Sa che il modo più rapido per strappare l’Etiopia alle sue tradizioni feudali è quello di incoraggiare l’istruzione. (…) Probabilmente lo sa anche Hailè Selassiè che, puntando tutto sull’educazione di massa del suo popolo, così facendo mina con le proprie mani il suo enorme potere. Ma non può sottrarsi al destino che affida proprio a lui, monarca assoluto, il compito di portare, anche se con modi paternalistici, un impero feudale verso forme di vita più liberali.

(…) Pur conoscendo le aspirazioni dei somali sull’Ogaden, Hailè Selassiè non sembra molto preoccupato. In quarant’anni di regno è scampato alle congiure di ras ribelli, alle invasioni, ai tranelli tesigli dalle nazioni ‘amiche’ dell’Europa, affinando nel frattempo la sua sensibilità politica, dando prova di una scaltrezza, di una tempestività nelle decisioni e di un’abilità diplomatica fuori dal comune. (…)

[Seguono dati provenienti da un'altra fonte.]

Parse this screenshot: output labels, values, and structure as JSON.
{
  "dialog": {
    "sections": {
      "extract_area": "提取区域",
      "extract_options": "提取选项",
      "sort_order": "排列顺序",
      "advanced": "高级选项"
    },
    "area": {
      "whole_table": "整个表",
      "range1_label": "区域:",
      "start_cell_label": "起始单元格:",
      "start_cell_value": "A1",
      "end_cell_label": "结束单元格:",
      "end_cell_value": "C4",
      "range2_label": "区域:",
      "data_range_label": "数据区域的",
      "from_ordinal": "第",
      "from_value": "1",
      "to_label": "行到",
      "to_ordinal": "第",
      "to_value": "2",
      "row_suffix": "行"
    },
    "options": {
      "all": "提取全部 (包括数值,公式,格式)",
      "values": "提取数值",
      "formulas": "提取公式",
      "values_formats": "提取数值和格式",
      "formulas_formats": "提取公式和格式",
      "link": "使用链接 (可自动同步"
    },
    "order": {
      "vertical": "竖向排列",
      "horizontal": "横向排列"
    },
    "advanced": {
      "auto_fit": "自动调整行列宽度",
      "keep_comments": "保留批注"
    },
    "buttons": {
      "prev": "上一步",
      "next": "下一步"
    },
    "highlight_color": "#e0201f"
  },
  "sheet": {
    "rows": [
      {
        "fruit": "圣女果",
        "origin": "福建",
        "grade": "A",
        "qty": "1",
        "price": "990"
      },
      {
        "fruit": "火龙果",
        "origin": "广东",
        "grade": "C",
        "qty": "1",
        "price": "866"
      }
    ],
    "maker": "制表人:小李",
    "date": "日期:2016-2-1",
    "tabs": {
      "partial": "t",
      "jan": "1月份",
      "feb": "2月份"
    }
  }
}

E chi oggi teme che egli abbia ceduto alle lusinghe dei sovietici rivela di ignorare tutto della sua politica. Caso mai si potrà incolparlo di eccessiva astuzia, non certo di imprudenza. Hailè Selassiè soffre di una vera allergia per coloro che cercano anche solo di scalfire la sua sovranità. Sempre sospettoso, capta le più lontane minacce con la precisione di uno strumento scientifico. Nasser, che è universalmente conosciuto come un esperto nel difficile gioco del neutralismo positivo, ha ancora molto da imparare da Hailè Selassiè.

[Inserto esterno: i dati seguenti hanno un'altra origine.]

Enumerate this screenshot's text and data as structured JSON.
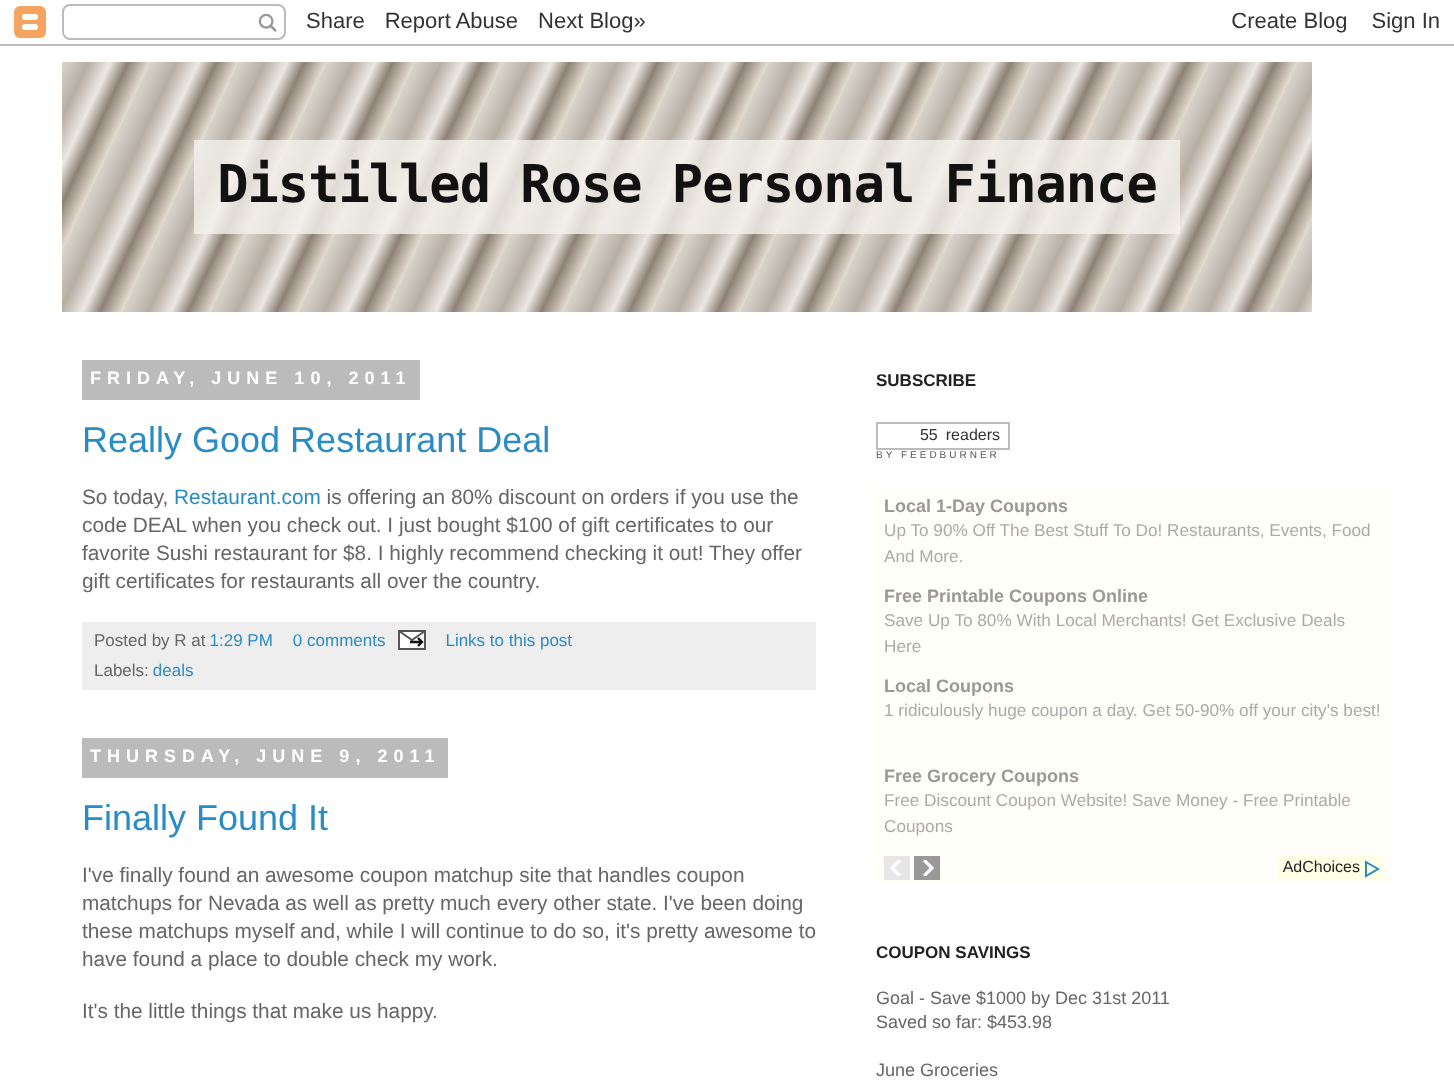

La conversazione dura da circa mezz’ora e l’imperatore non ha mutato posizione. Col busto eretto, le mani sottili e piccole posate sulle ginocchia, il volto di marmo illuminato dagli occhi più dolci e insieme più fieri che abbia mai visto, egli sopporta con molta dignità il tremendo carico di titoli che fanno di lui il monarca più blasonato della terra: Re dei Re, Leone Conquistatore della tribù di Giuda, Eletto di Dio, Potenza della Trinità, Capo della Chiesa Copta, imperatore d’Etiopia. Antico, per sangue, come Ninive e Babilonia, discendente diretto di personaggi come Salomone e Saba, più legati alla leggenda che alla storia, fa quasi meraviglia sentirlo parlare di problemi del nostro tempo (…).

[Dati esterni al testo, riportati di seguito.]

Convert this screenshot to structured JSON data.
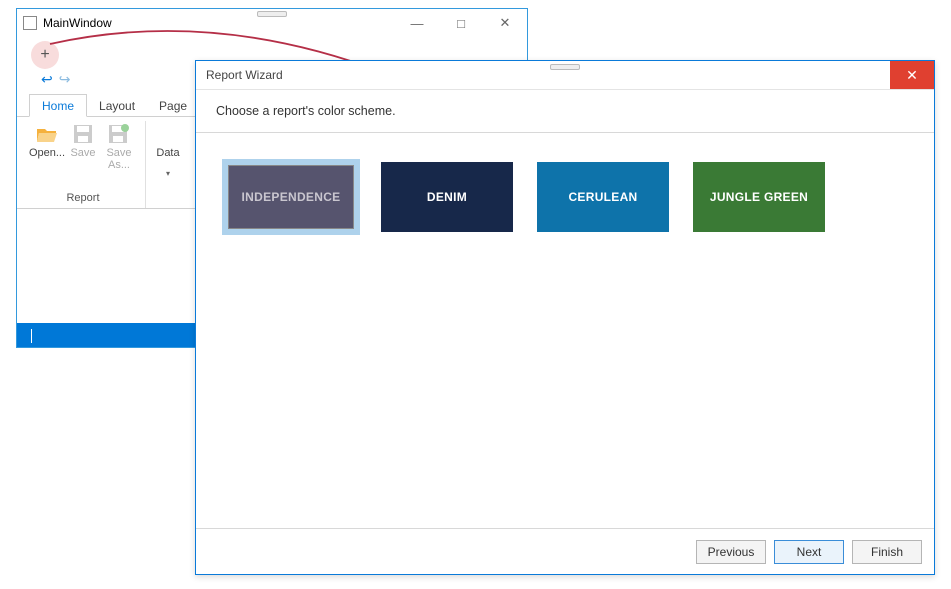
{
  "main_window": {
    "title": "MainWindow",
    "plus_label": "+",
    "tabs": {
      "home": "Home",
      "layout": "Layout",
      "page": "Page"
    },
    "ribbon": {
      "open": "Open...",
      "save": "Save",
      "saveas": "Save As...",
      "data": "Data",
      "group_report": "Report"
    }
  },
  "wizard": {
    "title": "Report Wizard",
    "prompt": "Choose a report's color scheme.",
    "schemes": [
      {
        "name": "INDEPENDENCE",
        "color": "#56546e",
        "selected": true
      },
      {
        "name": "DENIM",
        "color": "#17284a",
        "selected": false
      },
      {
        "name": "CERULEAN",
        "color": "#0e73aa",
        "selected": false
      },
      {
        "name": "JUNGLE GREEN",
        "color": "#3a7a35",
        "selected": false
      }
    ],
    "buttons": {
      "previous": "Previous",
      "next": "Next",
      "finish": "Finish"
    }
  }
}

Antico anche nell’aspetto (nonostante la divisa kaki da maresciallo) per quella sua folta barba da patriarca e gli occhi che sembrano quelli dei profeti dipinti nelle chiese copte di Lalibela, tradisce invece l’ambizione di non essere secondo a nessuno in Africa (…)

L’imperatore Haile Selassiè I è in piedi. Gli stringo la mano e, a ritroso, esco dalla sala, compiendo i tre inchini di rito. Per un istante, credo di scorgere sulle sue labbra un leggero sorriso, che interpreto come una scusa per il rigore del cerimoniale. Poi, lentamente i battenti della grande porta vengono accostati, ma fino all’ultimo avverto i suoi occhi, dolci, fieri, scurissimi. Gli occhi dei profeti di Lalibela. Gli occhi dei guerrieri scolpiti nella antiche pietre della città santa di Axum.

Quindi due giovani ufficiali mi prendono in mezzo e, imponendomi un passo quasi cadenzato, mi fanno ripercorrere i lunghi corridoi del ghebì di Menelik fino alla scalinata dell’ingresso e al giardino, dove un vecchio leone si stira pigramente al sole.”